Summary

Качественный и количественный анализ иммунной синапсов в системе человека с использованием визуализации проточной цитометрии

Published: January 07, 2019
doi:

Summary

Здесь мы описываем полный рабочий процесс для качественного и количественного анализа иммунных синапсов между основной человеческий Т-клеток и антиген представляющих клеток. Метод основан на визуализации проточной цитометрии, который позволяет приобретение и оценки нескольких тысяч клеток изображений в течение относительно короткого периода времени.

Abstract

Иммунная синапса — это область коммуникации между Т-клеток и антиген представляющих клеток (БТР). Т-клетки поляризовывайте поверхности рецепторы и белков к иммунной СИНАПС для обеспечения стабильного привязки и сигнал обмен. Классическая конфокальный, TIRF или суперразрешением микроскопии были использованы для изучения иммунной синапсе. Поскольку эти методы требуют ручной изображения приобретение и длительным количественной оценки, изображений редких событий является сложной задачей. Здесь мы описываем рабочий процесс, который позволяет морфологический анализ десятки тысяч клеток.

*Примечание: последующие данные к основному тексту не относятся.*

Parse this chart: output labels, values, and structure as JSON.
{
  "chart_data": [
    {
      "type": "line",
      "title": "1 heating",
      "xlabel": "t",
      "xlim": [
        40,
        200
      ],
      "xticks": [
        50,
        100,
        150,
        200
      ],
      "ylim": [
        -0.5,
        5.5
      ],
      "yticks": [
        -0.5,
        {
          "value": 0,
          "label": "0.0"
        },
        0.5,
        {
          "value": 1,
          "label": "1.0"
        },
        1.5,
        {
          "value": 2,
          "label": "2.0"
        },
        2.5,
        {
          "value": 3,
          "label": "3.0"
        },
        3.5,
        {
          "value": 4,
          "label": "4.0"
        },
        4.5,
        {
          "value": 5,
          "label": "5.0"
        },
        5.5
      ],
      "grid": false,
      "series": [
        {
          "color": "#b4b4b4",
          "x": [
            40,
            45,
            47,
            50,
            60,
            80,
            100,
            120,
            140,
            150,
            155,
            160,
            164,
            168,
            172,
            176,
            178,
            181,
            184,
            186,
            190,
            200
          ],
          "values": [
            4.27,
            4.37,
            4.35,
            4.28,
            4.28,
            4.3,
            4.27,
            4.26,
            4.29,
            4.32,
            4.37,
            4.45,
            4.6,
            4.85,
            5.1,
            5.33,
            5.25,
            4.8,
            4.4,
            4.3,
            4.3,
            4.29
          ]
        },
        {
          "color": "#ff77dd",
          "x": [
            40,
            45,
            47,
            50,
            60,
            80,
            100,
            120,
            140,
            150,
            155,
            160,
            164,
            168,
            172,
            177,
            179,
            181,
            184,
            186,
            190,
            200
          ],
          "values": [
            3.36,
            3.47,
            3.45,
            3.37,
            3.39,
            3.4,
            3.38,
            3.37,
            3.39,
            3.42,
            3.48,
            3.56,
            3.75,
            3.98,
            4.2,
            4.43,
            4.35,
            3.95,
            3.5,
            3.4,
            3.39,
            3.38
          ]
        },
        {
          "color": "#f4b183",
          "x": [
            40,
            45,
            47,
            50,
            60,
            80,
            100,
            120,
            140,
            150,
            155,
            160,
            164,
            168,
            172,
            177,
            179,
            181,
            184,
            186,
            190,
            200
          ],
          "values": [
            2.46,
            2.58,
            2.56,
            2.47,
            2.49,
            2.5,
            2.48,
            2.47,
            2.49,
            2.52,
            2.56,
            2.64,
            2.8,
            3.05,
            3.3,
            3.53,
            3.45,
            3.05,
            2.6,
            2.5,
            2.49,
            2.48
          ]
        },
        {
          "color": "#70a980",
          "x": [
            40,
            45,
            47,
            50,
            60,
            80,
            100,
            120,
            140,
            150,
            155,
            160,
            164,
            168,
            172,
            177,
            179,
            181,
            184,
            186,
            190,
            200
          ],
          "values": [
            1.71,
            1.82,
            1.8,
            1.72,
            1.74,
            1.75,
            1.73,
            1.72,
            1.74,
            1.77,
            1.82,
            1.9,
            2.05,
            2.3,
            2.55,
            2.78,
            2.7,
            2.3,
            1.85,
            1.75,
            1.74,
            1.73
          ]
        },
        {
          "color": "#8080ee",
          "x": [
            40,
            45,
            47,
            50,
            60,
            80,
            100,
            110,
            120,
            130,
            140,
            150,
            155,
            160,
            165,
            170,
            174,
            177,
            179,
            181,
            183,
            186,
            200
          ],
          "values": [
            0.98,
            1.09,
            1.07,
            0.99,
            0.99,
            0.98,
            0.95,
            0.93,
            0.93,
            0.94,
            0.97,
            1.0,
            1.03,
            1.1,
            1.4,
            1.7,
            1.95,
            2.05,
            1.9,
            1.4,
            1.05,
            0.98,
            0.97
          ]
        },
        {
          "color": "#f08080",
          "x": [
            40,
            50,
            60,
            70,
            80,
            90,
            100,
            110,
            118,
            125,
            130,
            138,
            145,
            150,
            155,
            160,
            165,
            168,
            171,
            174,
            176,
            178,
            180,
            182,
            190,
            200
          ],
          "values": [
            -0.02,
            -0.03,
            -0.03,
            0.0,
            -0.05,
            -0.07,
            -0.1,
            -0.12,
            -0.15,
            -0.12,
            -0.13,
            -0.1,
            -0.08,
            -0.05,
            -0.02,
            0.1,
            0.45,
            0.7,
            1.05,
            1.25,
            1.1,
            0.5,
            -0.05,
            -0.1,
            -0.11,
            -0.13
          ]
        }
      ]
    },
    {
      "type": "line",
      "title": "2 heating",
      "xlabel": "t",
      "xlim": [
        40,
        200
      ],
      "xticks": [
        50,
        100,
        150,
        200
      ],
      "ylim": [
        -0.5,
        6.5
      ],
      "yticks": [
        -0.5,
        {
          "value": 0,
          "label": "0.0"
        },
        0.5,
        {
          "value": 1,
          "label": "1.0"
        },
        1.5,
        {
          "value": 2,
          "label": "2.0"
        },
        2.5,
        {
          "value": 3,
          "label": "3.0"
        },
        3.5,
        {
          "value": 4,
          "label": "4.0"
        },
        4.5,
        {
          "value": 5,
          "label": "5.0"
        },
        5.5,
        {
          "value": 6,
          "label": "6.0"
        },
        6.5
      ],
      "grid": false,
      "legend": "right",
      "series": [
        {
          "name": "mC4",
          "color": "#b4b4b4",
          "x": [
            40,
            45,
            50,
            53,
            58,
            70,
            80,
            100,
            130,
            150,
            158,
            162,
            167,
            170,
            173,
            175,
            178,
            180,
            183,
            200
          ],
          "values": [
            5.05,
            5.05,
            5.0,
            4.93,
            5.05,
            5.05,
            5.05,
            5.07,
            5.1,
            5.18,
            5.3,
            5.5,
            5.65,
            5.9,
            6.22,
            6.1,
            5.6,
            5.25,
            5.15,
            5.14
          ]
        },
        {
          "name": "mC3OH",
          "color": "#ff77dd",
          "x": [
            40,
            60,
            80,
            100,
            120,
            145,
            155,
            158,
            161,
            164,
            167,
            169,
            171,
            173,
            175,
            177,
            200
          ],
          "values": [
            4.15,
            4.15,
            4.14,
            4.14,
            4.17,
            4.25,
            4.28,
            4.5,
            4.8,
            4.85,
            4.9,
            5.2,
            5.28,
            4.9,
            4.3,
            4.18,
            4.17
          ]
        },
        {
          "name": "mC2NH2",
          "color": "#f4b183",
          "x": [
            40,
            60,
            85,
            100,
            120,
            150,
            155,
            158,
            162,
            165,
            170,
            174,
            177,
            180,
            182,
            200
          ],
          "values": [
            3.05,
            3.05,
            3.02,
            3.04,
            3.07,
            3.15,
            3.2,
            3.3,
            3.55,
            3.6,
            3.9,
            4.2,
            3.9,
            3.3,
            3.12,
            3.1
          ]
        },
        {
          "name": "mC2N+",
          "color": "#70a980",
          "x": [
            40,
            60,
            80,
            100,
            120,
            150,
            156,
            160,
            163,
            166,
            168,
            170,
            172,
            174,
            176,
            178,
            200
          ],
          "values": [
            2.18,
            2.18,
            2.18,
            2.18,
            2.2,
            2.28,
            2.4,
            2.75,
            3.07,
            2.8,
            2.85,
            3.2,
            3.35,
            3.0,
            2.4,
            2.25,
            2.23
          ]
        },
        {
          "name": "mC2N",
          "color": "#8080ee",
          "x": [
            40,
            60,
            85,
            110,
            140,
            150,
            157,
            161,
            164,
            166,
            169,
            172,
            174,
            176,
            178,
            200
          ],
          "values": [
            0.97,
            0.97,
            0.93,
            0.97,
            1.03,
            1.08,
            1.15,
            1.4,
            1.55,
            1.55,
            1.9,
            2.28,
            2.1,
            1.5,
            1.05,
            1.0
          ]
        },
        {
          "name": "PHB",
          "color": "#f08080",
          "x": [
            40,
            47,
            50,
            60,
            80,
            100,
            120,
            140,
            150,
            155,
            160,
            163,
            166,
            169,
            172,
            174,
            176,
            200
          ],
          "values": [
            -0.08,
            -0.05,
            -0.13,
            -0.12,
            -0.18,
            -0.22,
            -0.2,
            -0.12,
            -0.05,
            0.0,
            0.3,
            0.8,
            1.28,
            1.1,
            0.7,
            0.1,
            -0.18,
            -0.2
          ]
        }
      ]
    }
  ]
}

Иммунные синапсы наведены между первичной клетки человека T в Пан лейкоцита препаратов и золотистый стафилококк энтеротоксинов B SEB-загружен Раджи клетки как БТР. Получение изображения производится с изображений проточной цитометрии, также называется микроскопии в поток, который сочетает в себе черты проточный цитометр и флуоресцентным микроскопом. Предоставляется полный стробирования стратегию для выявления клеток T/APC пары и анализа иммунной синапсы. Как этот рабочий процесс позволяет анализ иммунной синапсов в подготовке неочищенную Пан лейкоцитов и поэтому требует лишь небольшого количества крови (т.е., 1 мл), он может применяться для образцов от пациентов. Важно отметить, что несколько образцов можно подготовлен, измеряется и проанализированы параллельно.

Introduction

Т-клетки являются основными регуляторами адаптивной иммунной системы и активируются через антигенные пептиды, которые представлены в контексте комплексов гистосовместимости (MHC). Полная активация Т-клеток требует двух сигналов, компетенции сигнал через антиген специфические Т-клеточных рецепторов (TCR) / CD3 комплекса и костимуляторных сигнала через аксессуар рецепторов. Обе сигналы генерируются путем непосредственного взаимодействия Т-клеток с антиген представляющих клеток (БТР). Зрелые БТР обеспечивают компетенции сигнал для активации Т-клеток через MHC-пептидных комплексов, и они выражают костимуляторных лигандами (например, CD80 или CD86) заверить прогрессирование Т-клеток активации1. Одной из важных функций костимуляции является перераспределение актина цитоскелета2,3,4. Корковых F-актина относительно статичной в отдыхая Т-клеток. Т-клеточная стимуляция через антиген подшипник БТР приводит к глубокой перестройки Цитоскелет актина. Актина динамика (т.е., быстро актина полимеризации/деполимеризации круги) позволяют Т-клетки для создания сил, которые используются для перевозки белки или органеллы, например. Кроме того Цитоскелет актина имеет важное значение для разработки специальной контактной зоны между Т-клеток и БТР, называется иммунной синапсе. Ввиду важности Цитоскелет актина в иммунной синапса стало необходимо разработать методы количественной оценки изменений в Цитоскелет актина T клетки5,6,,78 , 9.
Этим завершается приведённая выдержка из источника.